= Microsoft Manual of Style =

Formerly published document by Microsoft

The Microsoft Manual of Style: Your Everyday Guide to Usage, Terminology, and Style for Professional Technical Communications (MSTP), in former editions the Microsoft Manual of Style for Technical Publications, was a style guide published by Microsoft. The fourth edition, ISBN 0-7356-4871-9, was published in 2012. Microsoft employees and partners also had access to a Microsoft Compressed HTML Help (CHM) version.

In 2018, the book was replaced by a website, the Microsoft Writing Style Guide, joining other online guides like the Apple Style Guide and Google Developer Documentation Style Guide.

== History ==
- First Edition: Published in 1995 (ISBN 1-55615-939-0)
- Second Edition: Published in June 1998 (ISBN 1-57231-890-2)
- Third Edition: Published in June 2004 (ISBN 0-7356-1746-5)
- Fourth Edition: Published in January 2012 (ISBN 0-7356-4871-9)

== Purpose ==

Like any style guide, the MSTP establishes standards and serves as a reference for writers. The MSTP has the specific purpose of guiding technical writers, editors, and content managers working with Microsoft products. While the manual in some parts focuses on usage particular to these products, the guide also serves as a general tool for technical writers. Content ranges from specific instructions for naming particular elements of specific programs to general rules of grammar.

== Contents ==
The MSTP is divided into two parts, preceded by a foreword and introduction.
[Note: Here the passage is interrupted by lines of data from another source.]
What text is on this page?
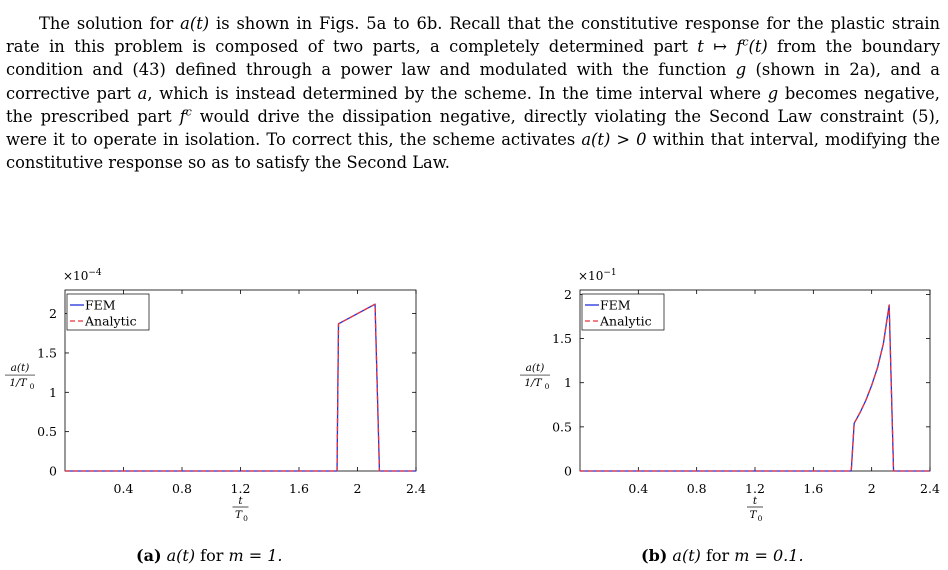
The solution for a(t) is shown in Figs. 5a to 6b. Recall that the constitutive response for the plastic strain rate in this problem is composed of two parts, a completely determined part t ↦ $f^c(t)$ from the boundary condition and (43) defined through a power law and modulated with the function g (shown in 2a), and a corrective part a, which is instead determined by the scheme. In the time interval where g becomes negative, the prescribed part $f^c$ would drive the dissipation negative, directly violating the Second Law constraint (5), were it to operate in isolation. To correct this, the scheme activates a(t) > 0 within that interval, modifying the constitutive response so as to satisfy the Second Law.

0
0.5
1
1.5
2
0.4	0.8	1.2	1.6	2	2.4
$\times 10^{-4}$
a(t)
1/T 0
t
T 0
FEM
Analytic
0
0.5
1
1.5
2
0.4	0.8	1.2	1.6	2	2.4
$\times 10^{-1}$
a(t)
1/T 0
t
T 0
FEM
Analytic
(a) a(t) for m = 1.	(b) a(t) for m = 0.1.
Part 1 is titled "General Topics" and is sub-divided into the following 11 chapters:
1. Content for the web: Defines parameters for all types of web content, including web, video, blog, international considerations and accessibility and legal considerations.
2. Microsoft style and voice: Basic principles and style guide.
3. Content for a worldwide audience: Provides instructions for ensuring that documents will be understood throughout the world by avoiding local references and making texts easy to translate.
4. Accessible Content: Talks about accessibility in all areas including design, graphics and text; refers to acceptable terminology.
5. The user interface: Provides standardized names for elements of the Microsoft user interface.
6. Procedures and technical content: Provides guidelines for consistent formatting of procedures and other technical content to help users find important information quickly and efficiently
7. Practical issues of style: Points out common problems ranging from capitalization to the formatting of style elements such as dates, numbers, and measurements.
8. Grammar: Contains sections on the general usage of verbs and nouns.
9. Punctuation: Contains information about using punctuation.
10. Indexes and keywords: Provides guidelines for indexing and/or attributing content to ensure that it is discoverable for users.
11. Acronyms and other abbreviations: Provides guidelines on consistent use of acronyms and abbreviations, including how and when to use them to avoid confusion. It also contains a list of acronyms and abbreviations.

Part 2 is an alphabetically arranged "Usage Dictionary" of terms commonly used in technical writing.